The third floor of the Natural History Museum was very quiet. There was no suspended ceiling installed here. Looking up, you could see the exposed trusses and roof structure panels. Rows of arched glass windows let in large amounts of light, illuminating the entire space extraordinarily brightly. Walking in immediately made one feel energized.
She took out her key and opened the office door bearing her "Level Three Researcher" nameplate and her name. Sonia liked this kind of "treatment." It fully demonstrated she was a person with "status" who was "respected"—she valued this highly.
Her office had a full thirty-plus square meters—larger than many Senators' offices. Such a large office naturally wasn't for placing a single desk. It was also Sonia's workshop. In the center of the room was a huge work table. A microscope specially hand-crafted for her by Lin Hanlong stood on the table. Against the wall were many storage shelves for storing various specimens and materials. Currently the storage shelves were mostly still empty. A set of the Great Song Encyclopedia 1635 Edition, vetted by the Truth Office, printed by the Grand Library Printing Factory, and bound by European craftsmen in calfskin, stood prominently on the shelf.
Three desks were in the room. One was hers; the other two were for "graduate students" from the Remote Survey Department who assisted her. Of course, in the Senate's education system, never mind graduate students—there wasn't even a single college student. Actually, they were employees who graduated from upper elementary school and were assigned to work at the Remote Survey Department, now sent to Sonia's side to study. They counted as apprentices.

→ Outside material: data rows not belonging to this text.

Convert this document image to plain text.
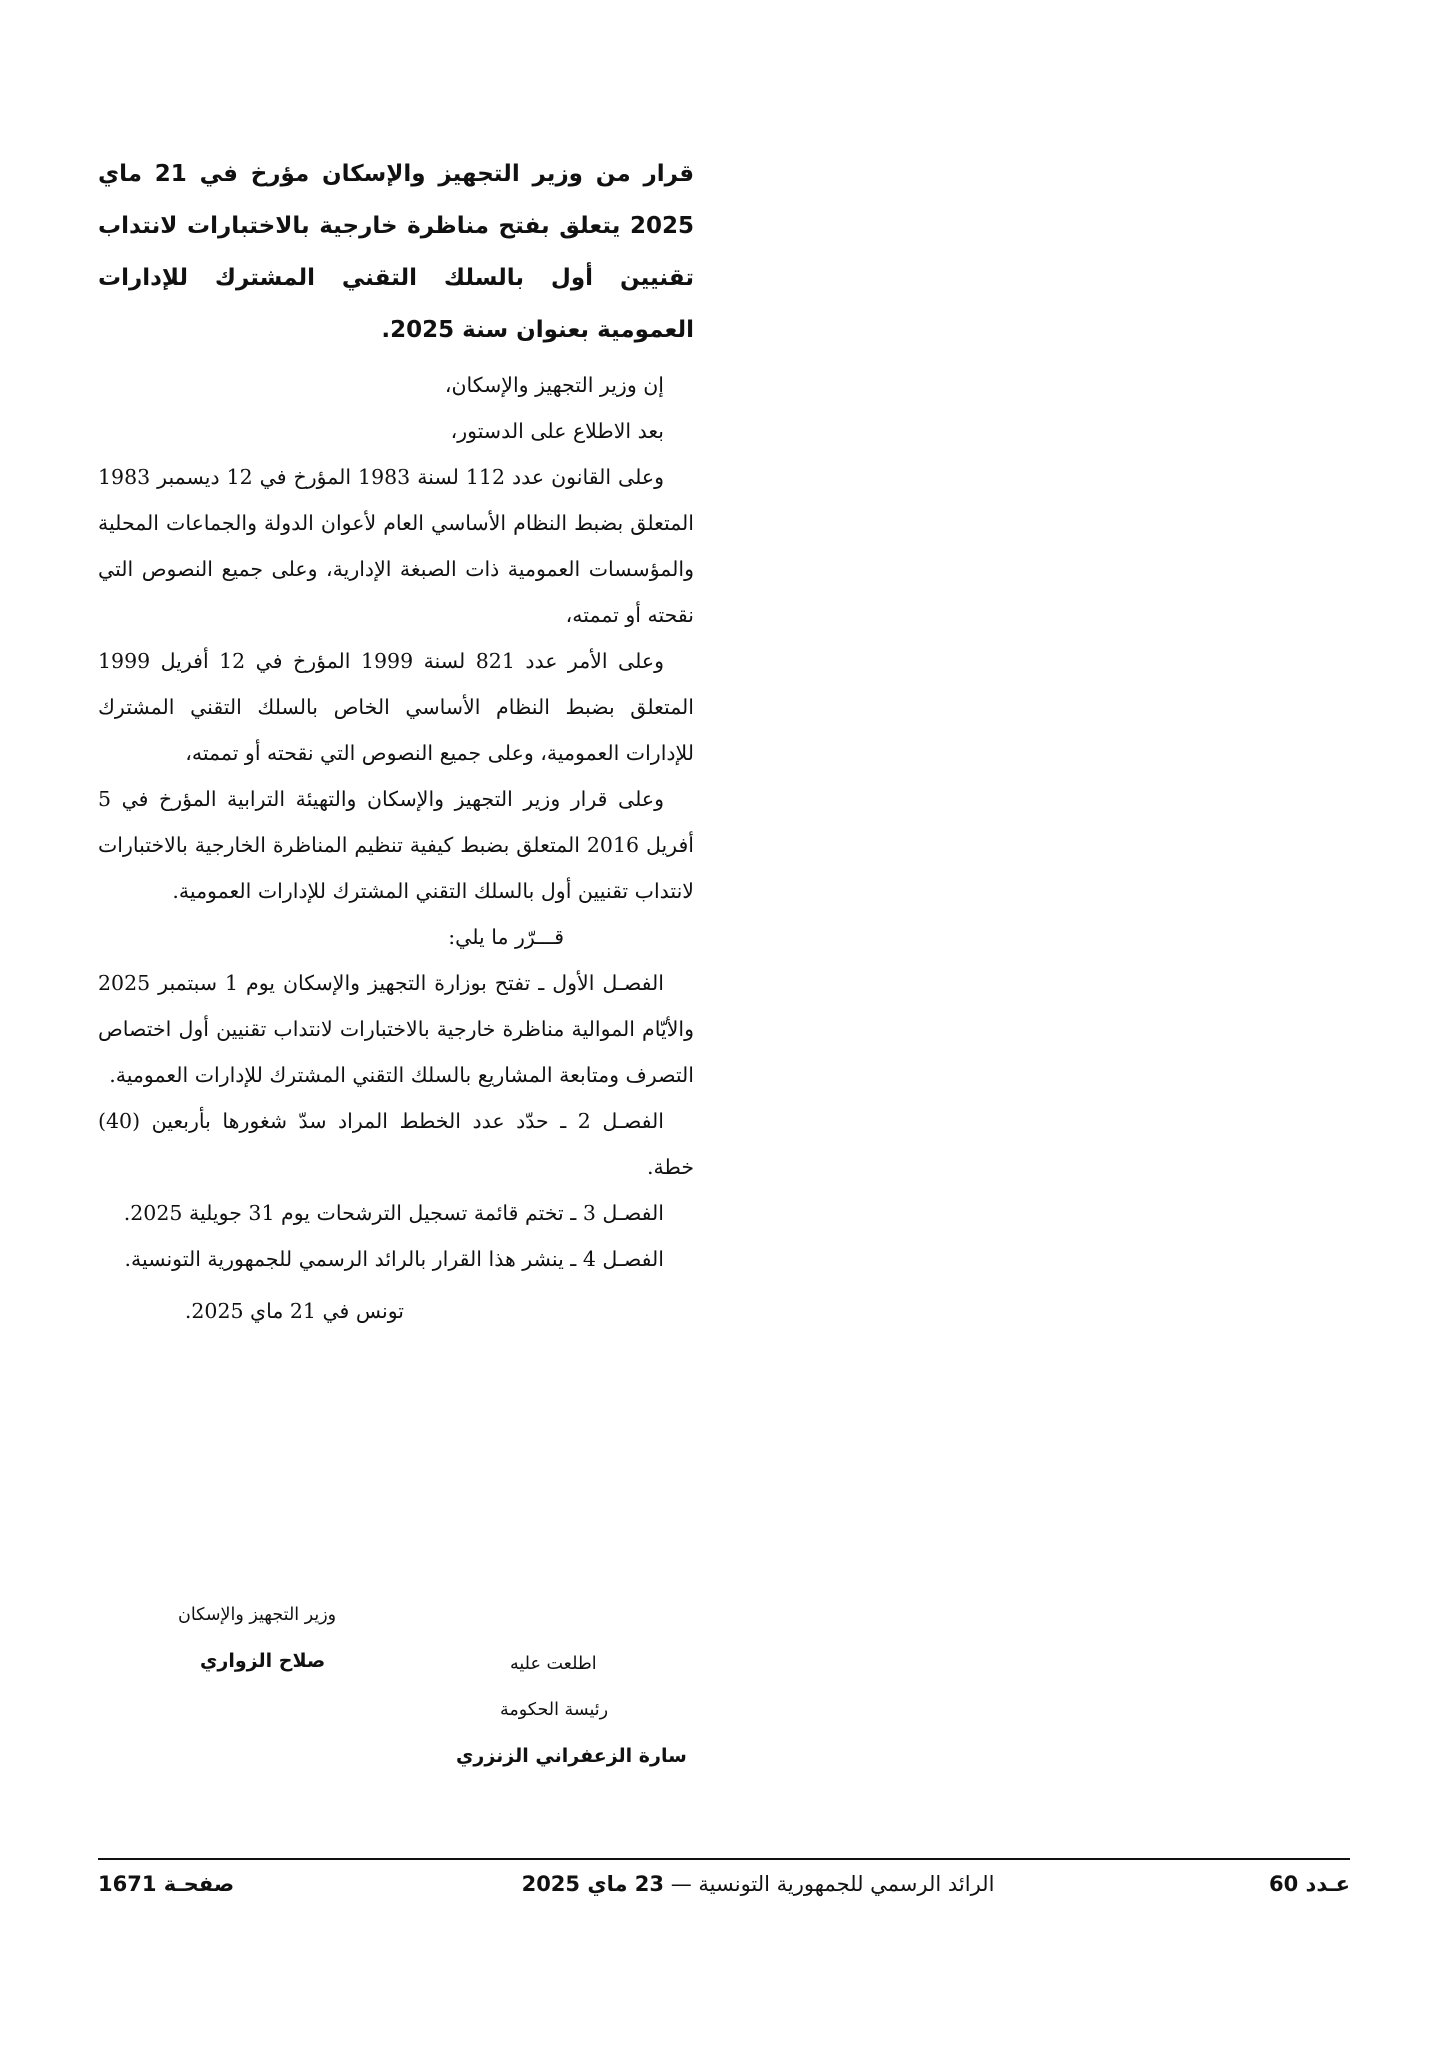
قرار من وزير التجهيز والإسكان مؤرخ في 21 ماي 2025 يتعلق بفتح مناظرة خارجية بالاختبارات لانتداب تقنيين أول بالسلك التقني المشترك للإدارات العمومية بعنوان سنة 2025.

إن وزير التجهيز والإسكان،

بعد الاطلاع على الدستور،

وعلى القانون عدد 112 لسنة 1983 المؤرخ في 12 ديسمبر 1983 المتعلق بضبط النظام الأساسي العام لأعوان الدولة والجماعات المحلية والمؤسسات العمومية ذات الصبغة الإدارية، وعلى جميع النصوص التي نقحته أو تممته،

وعلى الأمر عدد 821 لسنة 1999 المؤرخ في 12 أفريل 1999 المتعلق بضبط النظام الأساسي الخاص بالسلك التقني المشترك للإدارات العمومية، وعلى جميع النصوص التي نقحته أو تممته،

وعلى قرار وزير التجهيز والإسكان والتهيئة الترابية المؤرخ في 5 أفريل 2016 المتعلق بضبط كيفية تنظيم المناظرة الخارجية بالاختبارات لانتداب تقنيين أول بالسلك التقني المشترك للإدارات العمومية.

قـــرّر ما يلي:

الفصـل الأول ـ تفتح بوزارة التجهيز والإسكان يوم 1 سبتمبر 2025 والأيّام الموالية مناظرة خارجية بالاختبارات لانتداب تقنيين أول اختصاص التصرف ومتابعة المشاريع بالسلك التقني المشترك للإدارات العمومية.

الفصـل 2 ـ حدّد عدد الخطط المراد سدّ شغورها بأربعين (40) خطة.

الفصـل 3 ـ تختم قائمة تسجيل الترشحات يوم 31 جويلية 2025.

الفصـل 4 ـ ينشر هذا القرار بالرائد الرسمي للجمهورية التونسية.

تونس في 21 ماي 2025.

وزير التجهيز والإسكان
صلاح الزواري	اطلعت عليه
رئيسة الحكومة
سارة الزعفراني الزنزري
صفحـة 1671	الرائد الرسمي للجمهورية التونسية — 23 ماي 2025	عـدد 60
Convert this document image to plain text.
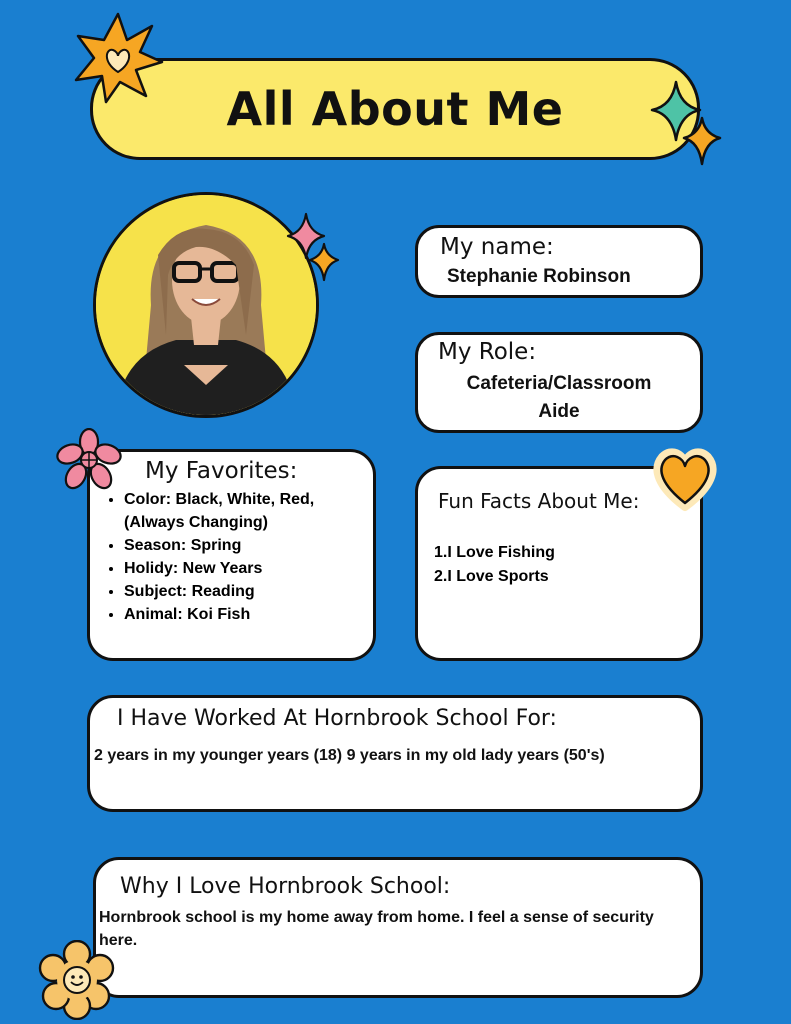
All About Me
My name:
Stephanie Robinson
My Role:
Cafeteria/Classroom
Aide
My Favorites:
• Color: Black, White, Red,
(Always Changing)
• Season: Spring
• Holidy: New Years
• Subject: Reading
• Animal: Koi Fish
Fun Facts About Me:
1.I Love Fishing
2.I Love Sports
I Have Worked At Hornbrook School For:
2 years in my younger years (18) 9 years in my old lady years (50's)
Why I Love Hornbrook School:
Hornbrook school is my home away from home. I feel a sense of security here.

These two "apprentices," one male and one female, weren't in the office at the moment—they had both gone to organize specimens.
Specimens and exhibits gathered from various places were numerous. The departments transferring specimens included not only the natural specimen room of Fangcaodi Academy but also the specimen room of the Remote Survey Department and the specimen room of Lingao General Hospital—some early human body specimens had been transferred to the museum by Dr. Shi's order—the Teaching Department's warehouse was nearly full.
These specimens that had filled their respective specimen rooms to the brim, once transferred to the 2,000-square-meter exhibition hall, were just a drop in the bucket. Though few in number, when organizing and transferring specimens, they discovered that many early specimens had problems with decay, insect damage, shrinkage, and breakage due to non-rigorous production procedures, quality issues with chemicals used, plus relatively poor storage conditions. Early insect and animal specimens were especially badly damaged.
The current work of the entire Natural History Museum staff was "organizing specimens": arranging, evaluating, classifying, and registering specimens gathered from various places.